Closed rgrig closed 4 years ago
Hmm ... I'm confused. This might not be a Websocket issue. TcpStream is in std::net, and it does close connections (https://github.com/steveklabnik/rust/blob/534fd3a98349ec2250e1515a3cb19dbb98935b98/src/libstd/sys/common/net.rs#L569). So, I don't know why I see so many CLOSE_WAIT sockets. I'm closing this because I think it's most likely irrelevant to this project. Sorry.
Maybe you configured Websocat server to initiate connection drops? This way it would hold TIME_WAIT
sockets even after application is terminated.
For example, I expect TIME_WAIT
to accumulate with socat tcp-l:4567,fork,reuseaddr exec:"echo qqq"
.
As for CLOSE_WAIT
, maybe you forgot to specify -E
or -u
option on command line? Is there a warning on Websocat startup?
I'm not sure what command line options you mention. This is a Rust program that uses the websocket crate, roughly in the following way:
let server = websocket::sync::Server::bind("BLA:1234");
for connection in server.filter_map(::std::result::Result::ok) {
match connection.accept() {
Ok(client) => channel.send(client),
Err(_) => (),
}
}
where channel
has the other endpoint in another thread. And the thread code looks roughly like this:
fn go(rx_channel: Receiver<Client<TcpStream>>) -> Result<()> {
loop {
let client = rx_channel.recv()?;
// some code using client (BLABLA)
}
}
Since client
goes out of scope, I expect the connection to be properly closed/cleaned-up, no matter what BLABLA is.

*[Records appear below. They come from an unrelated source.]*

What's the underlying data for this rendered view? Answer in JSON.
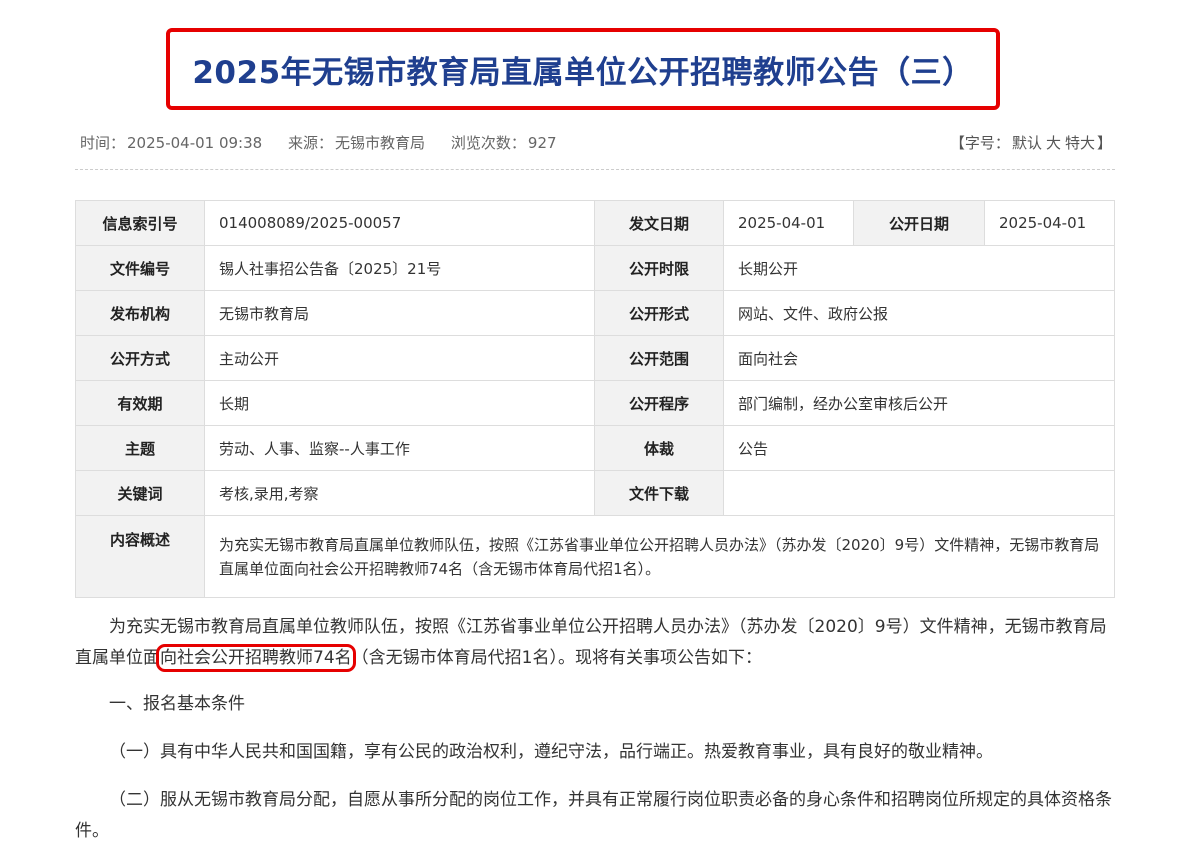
{
  "title": "2025年无锡市教育局直属单位公开招聘教师公告（三）",
  "meta": {
    "time_label": "时间：",
    "time": "2025-04-01 09:38",
    "source_label": "来源：",
    "source": "无锡市教育局",
    "views_label": "浏览次数：",
    "views": "927",
    "font_open": "【字号：",
    "font_default": "默认",
    "font_large": "大",
    "font_xlarge": "特大",
    "font_close": "】"
  },
  "info": {
    "index_label": "信息索引号",
    "index": "014008089/2025-00057",
    "issue_date_label": "发文日期",
    "issue_date": "2025-04-01",
    "public_date_label": "公开日期",
    "public_date": "2025-04-01",
    "doc_no_label": "文件编号",
    "doc_no": "锡人社事招公告备〔2025〕21号",
    "period_label": "公开时限",
    "period": "长期公开",
    "publisher_label": "发布机构",
    "publisher": "无锡市教育局",
    "form_label": "公开形式",
    "form": "网站、文件、政府公报",
    "method_label": "公开方式",
    "method": "主动公开",
    "scope_label": "公开范围",
    "scope": "面向社会",
    "validity_label": "有效期",
    "validity": "长期",
    "procedure_label": "公开程序",
    "procedure": "部门编制，经办公室审核后公开",
    "topic_label": "主题",
    "topic": "劳动、人事、监察--人事工作",
    "genre_label": "体裁",
    "genre": "公告",
    "keywords_label": "关键词",
    "keywords": "考核,录用,考察",
    "download_label": "文件下载",
    "download": "",
    "summary_label": "内容概述",
    "summary": "为充实无锡市教育局直属单位教师队伍，按照《江苏省事业单位公开招聘人员办法》（苏办发〔2020〕9号）文件精神，无锡市教育局直属单位面向社会公开招聘教师74名（含无锡市体育局代招1名）。"
  },
  "body": {
    "p1_a": "为充实无锡市教育局直属单位教师队伍，按照《江苏省事业单位公开招聘人员办法》（苏办发〔2020〕9号）文件精神，无锡市教育局直属单位面",
    "p1_hl": "向社会公开招聘教师74名",
    "p1_b": "（含无锡市体育局代招1名）。现将有关事项公告如下：",
    "section1": "一、报名基本条件",
    "item1": "（一）具有中华人民共和国国籍，享有公民的政治权利，遵纪守法，品行端正。热爱教育事业，具有良好的敬业精神。",
    "item2": "（二）服从无锡市教育局分配，自愿从事所分配的岗位工作，并具有正常履行岗位职责必备的身心条件和招聘岗位所规定的具体资格条件。"
  }
}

After a long time, I see many CLOSE_WAIT connections in the output of ss -t
.
If you want to see why I'm talking about leaked sockets, see https://blog.cloudflare.com/this-is-strictly-a-violation-of-the-tcp-specification/ for the connection with CLOSE_WAIT.
I'm not sure what command line options you mention.

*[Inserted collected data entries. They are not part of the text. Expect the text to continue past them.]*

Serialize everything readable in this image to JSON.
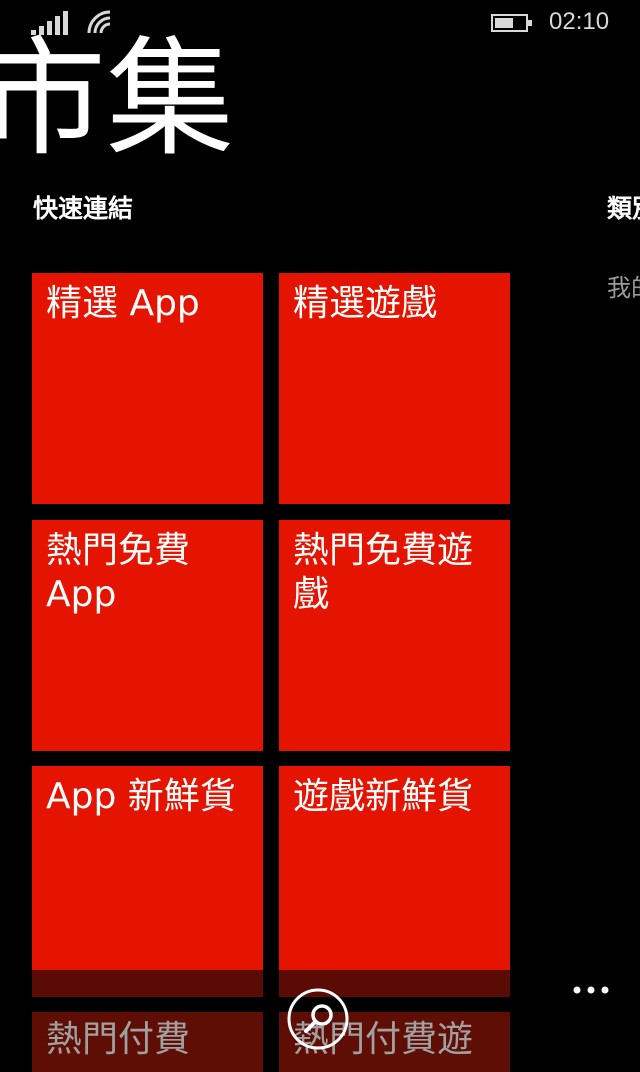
{
  "status_bar": {
    "time": "02:10"
  },
  "header": {
    "title": "市集"
  },
  "sections": {
    "quick_links": "快速連結",
    "categories": "類別"
  },
  "peek": {
    "text": "我的"
  },
  "tiles": [
    {
      "label": "精選 App"
    },
    {
      "label": "精選遊戲"
    },
    {
      "label": "熱門免費 App"
    },
    {
      "label": "熱門免費遊戲"
    },
    {
      "label": "App 新鮮貨"
    },
    {
      "label": "遊戲新鮮貨"
    },
    {
      "label": "熱門付費"
    },
    {
      "label": "熱門付費遊"
    }
  ],
  "app_bar": {
    "search_icon": "search-icon",
    "more_icon": "more-icon"
  },
  "colors": {
    "accent": "#e51400",
    "background": "#000000"
  }
}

Sorry, I confused projects. I though it was Websocat.
// some code using client (BLABLA)
It may depend how exactly the client is used. Is it something short or it is a long-lived session?
I expect CLOSE_WAIT
s to accumulate if we are not reading from client for a prolonged time and clients goes away.
Thanks. I can reproduce CLOSE_WAIT
with Recv-Q>0 if I insert an infinite loop in BLABLA.
Perhaps my code gets stuck like that sometimes, although I can't see how.
In any case, this is most likely my bug. Thank you very much for your help!
I have a hypothesis: is it possible that recv_message
(of websocket::client::sync::Client<TcpStream>
) blocks if (a) there is data in the receive buffer but not enough for a full message, and (b) the underlying socket is in CLOSE-WAIT? If so, it would be nice if it would error rather than block.
If socket is CLOSE_WAIT
and you are trying to receive message then I expect those attempst to ultimately call recv
from that socket, which should return error, which should bubble up to user of websocket
.
If needed that case may be checked explicitly. I don't generally use websocket::sync
, so if there are bugs they may go relatively unnoticed.
Shouldn't
TcpStream
implementDrop
to clean-up (close) the underlying socket? Is there any reason not to do so?